Monday, February 9, 2015

THE MONTH-LONG CELEBRATION OF ANDREW'S 21st BIRTHDAY

Oops!  How unlike me.  Last week, I forgot to share an important twenty fifth anniversary with you.

On January 30, 1990, in Atlanta Georgia, I emancipated myself from a poor business choice.  While it's true that my alternative profession has forced me endure some severe bumps in the road, I can look back and say with complete clarity that  I don't miss anything about my previous life. So despite all my current physical, mental and emotional baggage...I declare to everyone that on that fateful day, I MADE THE BEST DECISION OF MY LIFE!

I am not an ethereal person. I believe in what I see.  But within the bounds of common sense, I can be pretty cosmic in my own way.  A wise man once said, "Whatever you're doing and whatever you see...means you're not doing and seeing something else."  Roughly translated...you can't have it all.

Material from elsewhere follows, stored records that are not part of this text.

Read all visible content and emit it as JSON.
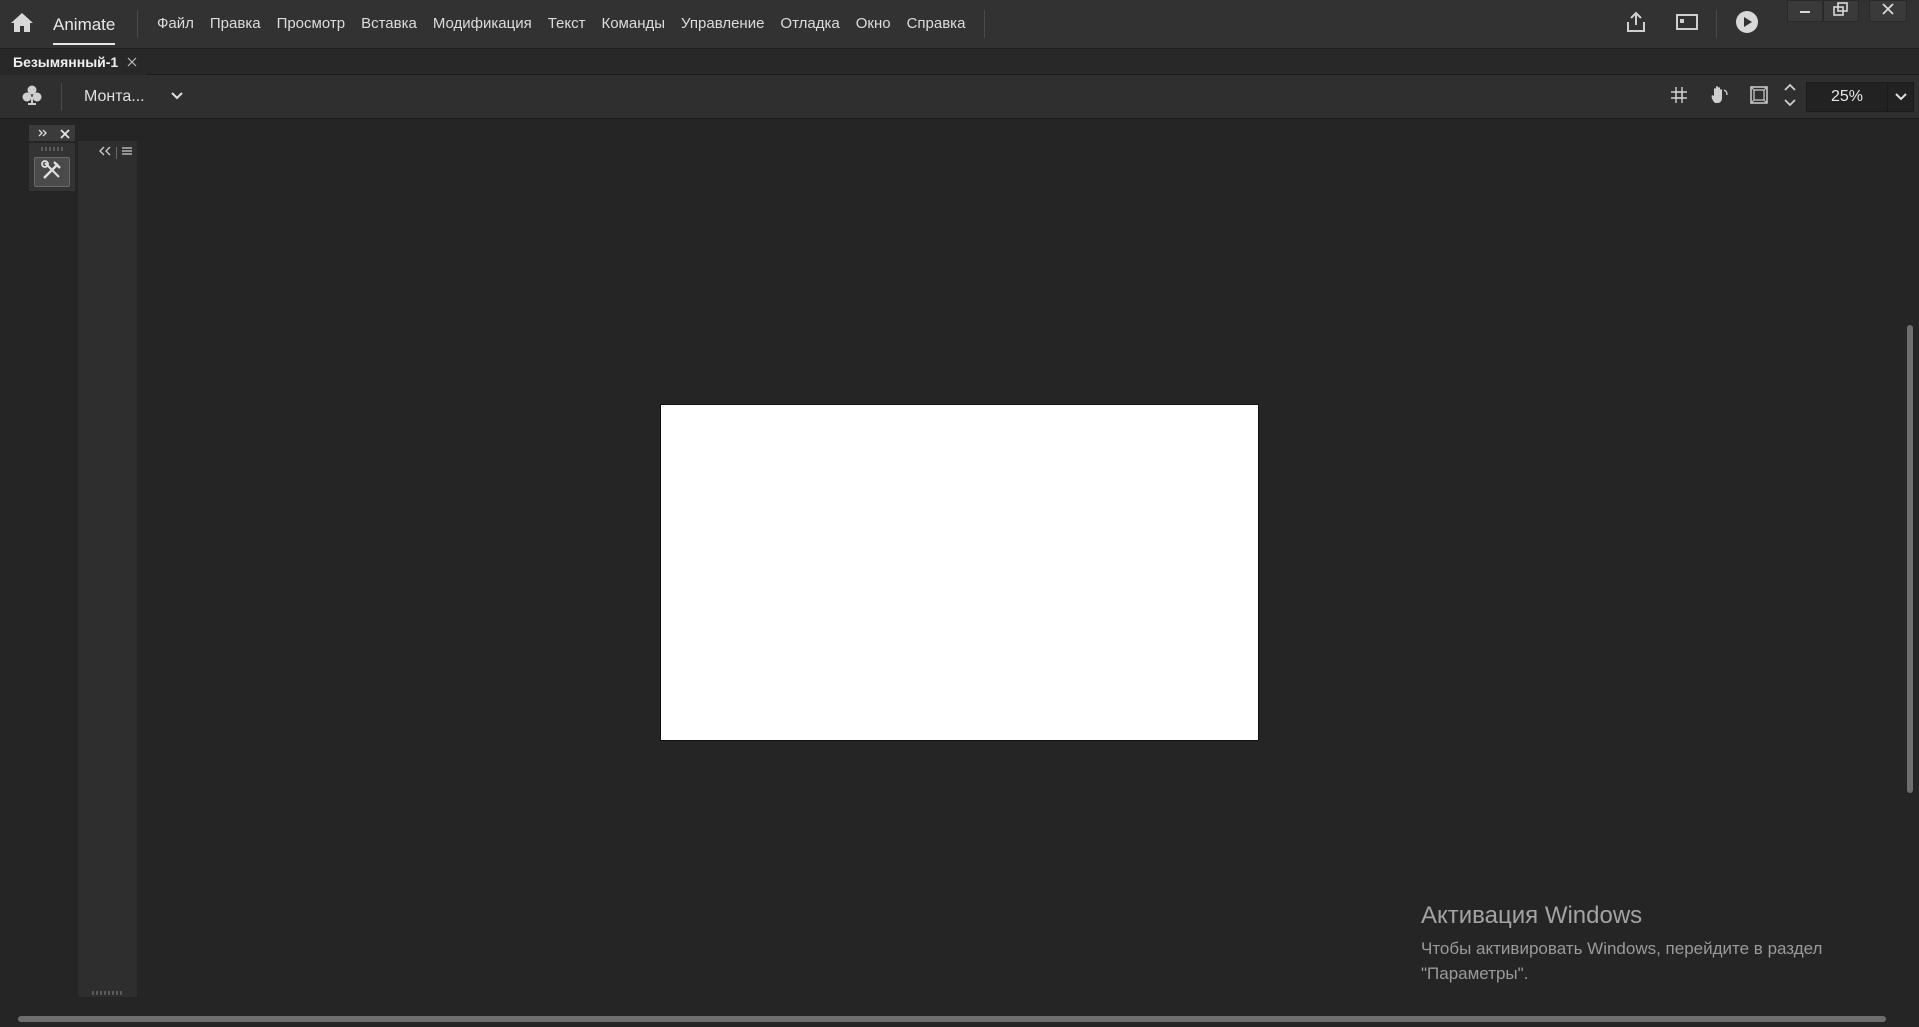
{
  "app": {
    "name": "Animate",
    "menu": [
      "Файл",
      "Правка",
      "Просмотр",
      "Вставка",
      "Модификация",
      "Текст",
      "Команды",
      "Управление",
      "Отладка",
      "Окно",
      "Справка"
    ],
    "top_icons": [
      "share-icon",
      "workspace-layout-icon",
      "play-icon"
    ],
    "window_controls": [
      "minimize-icon",
      "restore-icon",
      "close-icon"
    ]
  },
  "document": {
    "tab_label": "Безымянный-1"
  },
  "editbar": {
    "scene_icon": "symbol-icon",
    "scene_label": "Монта...",
    "tools": [
      "snap-icon",
      "hand-pan-icon",
      "clip-content-icon",
      "stage-step-icon"
    ],
    "zoom": "25%"
  },
  "panels": {
    "tool_icon": "tools-icon"
  },
  "stage": {
    "color": "#ffffff"
  },
  "watermark": {
    "title": "Активация Windows",
    "text_line1": "Чтобы активировать Windows, перейдите в раздел",
    "text_line2": "\"Параметры\"."
  },
  "colors": {
    "background": "#252525",
    "bar": "#323232"
  }
}
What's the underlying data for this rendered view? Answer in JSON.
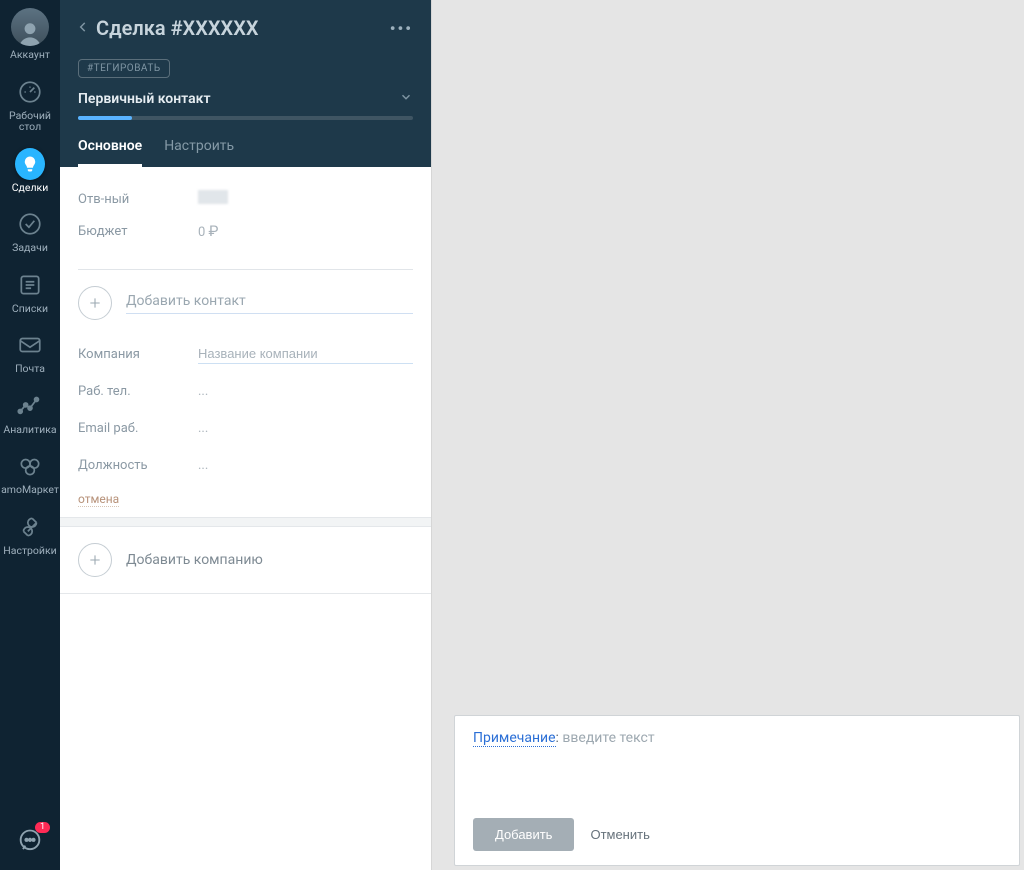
{
  "sidebar": {
    "items": [
      {
        "label": "Аккаунт",
        "icon": "avatar"
      },
      {
        "label": "Рабочий стол",
        "icon": "gauge"
      },
      {
        "label": "Сделки",
        "icon": "deals",
        "active": true
      },
      {
        "label": "Задачи",
        "icon": "check"
      },
      {
        "label": "Списки",
        "icon": "list"
      },
      {
        "label": "Почта",
        "icon": "mail"
      },
      {
        "label": "Аналитика",
        "icon": "analytics"
      },
      {
        "label": "amoМаркет",
        "icon": "market"
      },
      {
        "label": "Настройки",
        "icon": "settings"
      }
    ],
    "notif_count": "1"
  },
  "header": {
    "title": "Сделка #XXXXXX",
    "tag_label": "#ТЕГИРОВАТЬ",
    "pipeline": "Первичный контакт",
    "tabs": [
      {
        "label": "Основное",
        "active": true
      },
      {
        "label": "Настроить",
        "active": false
      }
    ]
  },
  "fields": {
    "responsible_label": "Отв-ный",
    "budget_label": "Бюджет",
    "budget_value": "0",
    "currency": "₽",
    "add_contact": "Добавить контакт",
    "company_label": "Компания",
    "company_placeholder": "Название компании",
    "work_phone_label": "Раб. тел.",
    "work_email_label": "Email раб.",
    "position_label": "Должность",
    "ellipsis": "...",
    "cancel": "отмена",
    "add_company": "Добавить компанию"
  },
  "note": {
    "type_label": "Примечание",
    "placeholder": "введите текст",
    "add_btn": "Добавить",
    "cancel_btn": "Отменить"
  }
}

While it's true we can do or see more than one thing at a time, it's impossible to find perfect balance in our lives...something, somewhere has to suffer.

While I wore the suit and tie shackles of being a businessman, too much of my mindset was dedicated to making the entity a success.  Which to a certain extent is good.  But when you don't share the same visions with your partner or think they are wrong, then the whole achievement process and the degree that success is judged, causes an incredible, irreconcilable wedge.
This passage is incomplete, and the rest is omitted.